- Dilawarpur Location in Punjab, India Dilawarpur Dilawarpur (India)
- Coordinates: 31°01′42″N 76°04′48″E﻿ / ﻿31.0282796°N 76.0800191°E
- Country: India
- State: Punjab
- District: Shaheed Bhagat Singh Nagar

Government
- • Type: Panchayat raj
- • Body: Gram panchayat
- Elevation: 254 m (833 ft)

Population (2011)
- • Total: 263
- Sex ratio 128/135 ♂/♀

Languages
- • Official: Punjabi
- Time zone: UTC+5:30 (IST)
- PIN: 144517
- Telephone code: 01823
- ISO 3166 code: IN-PB
- Post office: Rahon
- Website: nawanshahr.nic.in

= Dilawarpur, SBS Nagar =

Dilawarpur is a village in Shaheed Bhagat Singh Nagar district of Punjab State, India. It is located 4.7 km away from postal head office Rahon, 14 km from Nawanshahr, 15.3 km from district headquarter Shaheed Bhagat Singh Nagar and 90 km from state capital Chandigarh. The village is administrated by Sarpanch an elected representative of the village.

== Demography ==
As of 2011, Dilawarpur has a total number of 52 houses and population of 263 of which 128 include are males while 135 are females according to the report published by Census India in 2011. The literacy rate of Dilawarpur is 78.11%, higher than the state average of 75.84%. The population of children under the age of 6 years is 30 which is 11.41% of total population of Dilawarpur, and child sex ratio is approximately 1000 as compared to Punjab state average of 846.

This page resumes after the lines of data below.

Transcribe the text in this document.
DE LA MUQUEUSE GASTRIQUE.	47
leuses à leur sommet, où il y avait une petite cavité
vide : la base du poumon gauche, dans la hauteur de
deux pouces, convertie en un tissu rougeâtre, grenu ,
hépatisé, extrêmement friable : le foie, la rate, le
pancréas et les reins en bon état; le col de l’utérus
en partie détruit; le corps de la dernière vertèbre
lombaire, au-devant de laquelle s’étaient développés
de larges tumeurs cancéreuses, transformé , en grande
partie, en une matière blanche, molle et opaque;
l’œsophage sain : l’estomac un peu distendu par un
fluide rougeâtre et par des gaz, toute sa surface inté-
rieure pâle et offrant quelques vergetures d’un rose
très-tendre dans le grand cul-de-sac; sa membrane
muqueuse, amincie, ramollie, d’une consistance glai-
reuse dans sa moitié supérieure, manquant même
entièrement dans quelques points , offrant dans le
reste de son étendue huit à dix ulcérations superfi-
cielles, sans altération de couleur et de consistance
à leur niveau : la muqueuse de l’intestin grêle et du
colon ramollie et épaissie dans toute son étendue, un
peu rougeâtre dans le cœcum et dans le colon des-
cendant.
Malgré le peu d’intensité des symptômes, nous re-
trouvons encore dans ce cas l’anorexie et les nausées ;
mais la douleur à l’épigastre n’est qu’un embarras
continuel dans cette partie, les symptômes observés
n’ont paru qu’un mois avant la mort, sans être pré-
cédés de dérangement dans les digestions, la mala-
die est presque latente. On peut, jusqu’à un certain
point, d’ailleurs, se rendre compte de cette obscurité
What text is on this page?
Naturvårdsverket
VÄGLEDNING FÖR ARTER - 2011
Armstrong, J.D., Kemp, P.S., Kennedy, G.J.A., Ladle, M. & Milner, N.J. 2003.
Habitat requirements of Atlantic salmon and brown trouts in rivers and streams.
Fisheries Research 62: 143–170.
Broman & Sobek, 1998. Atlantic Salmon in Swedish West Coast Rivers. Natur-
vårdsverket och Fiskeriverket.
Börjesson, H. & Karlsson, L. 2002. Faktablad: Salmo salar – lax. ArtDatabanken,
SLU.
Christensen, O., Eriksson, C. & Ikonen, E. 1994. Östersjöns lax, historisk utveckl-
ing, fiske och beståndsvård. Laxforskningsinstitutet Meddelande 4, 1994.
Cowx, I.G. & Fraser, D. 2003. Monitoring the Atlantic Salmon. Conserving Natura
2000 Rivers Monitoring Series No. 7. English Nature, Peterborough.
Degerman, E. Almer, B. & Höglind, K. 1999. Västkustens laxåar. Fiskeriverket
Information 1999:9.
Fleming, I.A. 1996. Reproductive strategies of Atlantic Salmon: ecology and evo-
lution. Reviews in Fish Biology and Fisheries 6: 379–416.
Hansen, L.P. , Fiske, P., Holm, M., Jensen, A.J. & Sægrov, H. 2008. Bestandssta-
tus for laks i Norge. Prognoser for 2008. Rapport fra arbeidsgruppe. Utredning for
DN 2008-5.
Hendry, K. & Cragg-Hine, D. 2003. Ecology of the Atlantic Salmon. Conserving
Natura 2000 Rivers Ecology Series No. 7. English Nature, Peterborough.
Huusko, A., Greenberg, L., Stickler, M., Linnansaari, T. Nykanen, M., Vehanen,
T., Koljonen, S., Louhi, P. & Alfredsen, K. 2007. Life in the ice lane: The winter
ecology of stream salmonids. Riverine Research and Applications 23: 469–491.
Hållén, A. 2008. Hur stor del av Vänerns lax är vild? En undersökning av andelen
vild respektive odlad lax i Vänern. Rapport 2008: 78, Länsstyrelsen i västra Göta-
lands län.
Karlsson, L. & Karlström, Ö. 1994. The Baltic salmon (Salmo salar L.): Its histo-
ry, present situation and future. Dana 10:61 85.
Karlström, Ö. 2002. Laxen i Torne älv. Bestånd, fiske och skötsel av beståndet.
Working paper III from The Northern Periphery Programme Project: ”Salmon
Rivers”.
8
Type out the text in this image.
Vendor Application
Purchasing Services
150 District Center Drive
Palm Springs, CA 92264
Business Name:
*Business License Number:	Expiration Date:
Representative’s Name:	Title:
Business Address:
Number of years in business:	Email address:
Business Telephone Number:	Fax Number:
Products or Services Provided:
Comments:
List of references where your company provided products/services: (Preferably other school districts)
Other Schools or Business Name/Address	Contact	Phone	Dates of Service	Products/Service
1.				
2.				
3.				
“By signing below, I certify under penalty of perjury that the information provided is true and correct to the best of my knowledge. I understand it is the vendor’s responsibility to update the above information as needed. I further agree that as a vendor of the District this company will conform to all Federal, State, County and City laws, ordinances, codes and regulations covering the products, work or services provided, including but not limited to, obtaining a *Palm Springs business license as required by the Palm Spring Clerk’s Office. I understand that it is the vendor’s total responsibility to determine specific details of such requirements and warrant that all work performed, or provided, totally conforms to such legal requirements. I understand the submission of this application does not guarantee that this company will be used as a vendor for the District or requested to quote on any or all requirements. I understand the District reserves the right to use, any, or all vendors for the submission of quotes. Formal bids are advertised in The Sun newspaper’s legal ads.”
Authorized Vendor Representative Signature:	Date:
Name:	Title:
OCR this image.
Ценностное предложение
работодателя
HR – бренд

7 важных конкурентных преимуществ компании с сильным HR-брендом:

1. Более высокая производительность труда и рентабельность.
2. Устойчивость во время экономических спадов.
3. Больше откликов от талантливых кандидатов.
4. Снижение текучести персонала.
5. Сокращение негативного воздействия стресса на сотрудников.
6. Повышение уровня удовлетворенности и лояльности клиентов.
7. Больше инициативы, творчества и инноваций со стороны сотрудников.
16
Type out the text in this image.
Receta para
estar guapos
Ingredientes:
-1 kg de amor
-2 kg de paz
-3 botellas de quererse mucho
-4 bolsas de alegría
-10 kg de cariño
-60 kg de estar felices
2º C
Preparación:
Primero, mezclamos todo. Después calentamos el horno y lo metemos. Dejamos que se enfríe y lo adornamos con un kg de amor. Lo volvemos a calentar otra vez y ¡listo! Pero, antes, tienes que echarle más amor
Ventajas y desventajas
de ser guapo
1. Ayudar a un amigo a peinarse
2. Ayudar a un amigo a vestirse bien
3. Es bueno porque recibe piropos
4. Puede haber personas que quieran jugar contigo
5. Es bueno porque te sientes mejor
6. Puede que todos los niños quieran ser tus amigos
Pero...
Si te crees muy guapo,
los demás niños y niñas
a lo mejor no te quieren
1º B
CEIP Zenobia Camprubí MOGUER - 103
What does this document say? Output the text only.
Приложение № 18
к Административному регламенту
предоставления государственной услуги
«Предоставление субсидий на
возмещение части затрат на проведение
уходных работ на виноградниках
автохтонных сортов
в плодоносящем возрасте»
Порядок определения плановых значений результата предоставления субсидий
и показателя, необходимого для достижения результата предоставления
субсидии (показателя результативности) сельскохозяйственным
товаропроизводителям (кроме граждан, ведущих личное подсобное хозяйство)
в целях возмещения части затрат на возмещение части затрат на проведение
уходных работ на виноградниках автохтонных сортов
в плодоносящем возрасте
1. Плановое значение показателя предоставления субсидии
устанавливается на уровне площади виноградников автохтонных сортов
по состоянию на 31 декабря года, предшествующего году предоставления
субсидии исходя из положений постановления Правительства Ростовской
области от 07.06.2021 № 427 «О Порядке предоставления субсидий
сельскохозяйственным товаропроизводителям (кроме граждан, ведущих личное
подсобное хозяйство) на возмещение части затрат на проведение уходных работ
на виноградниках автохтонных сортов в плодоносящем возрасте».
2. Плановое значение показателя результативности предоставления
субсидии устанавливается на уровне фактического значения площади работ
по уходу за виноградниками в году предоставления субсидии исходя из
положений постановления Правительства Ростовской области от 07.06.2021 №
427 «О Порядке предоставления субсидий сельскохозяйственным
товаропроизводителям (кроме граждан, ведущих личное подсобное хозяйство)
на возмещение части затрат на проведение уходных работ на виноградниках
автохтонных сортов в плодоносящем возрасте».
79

Most of the people are from Schedule Caste which constitutes 60.84% of total population in Dilawarpur. The town does not have any Schedule Tribe population so far.

As per the report published by Census India in 2011, 85 people were engaged in work activities out of the total population of Dilawarpur which includes 78 males and 7 females. According to census survey report 2011, 98.82% workers describe their work as main work and 1.18% workers are involved in Marginal activity providing livelihood for less than 6 months.

== Education ==
The village has a Punjabi medium, co-ed primary school founded in 1976. The school provide mid-day meal. The school provide free education to children between the ages of 6 and 14 as per Right of Children to Free and Compulsory Education Act. KC Engineering College and Doaba Khalsa Trust Group Of Institutions are the nearest colleges. Industrial Training Institute for women (ITI Nawanshahr) is 14.7 km and Lovely Professional University is 59 km away from the village.

== Transport ==
Nawanshahr railway station is the nearest train station however, Garhshankar Junction railway station is 25.8 km away from the village. Sahnewal Airport is the nearest domestic airport which located 48 km away in Ludhiana and the nearest international airport is located in Chandigarh also Sri Guru Ram Dass Jee International Airport is the second nearest airport which is 168 km away in Amritsar.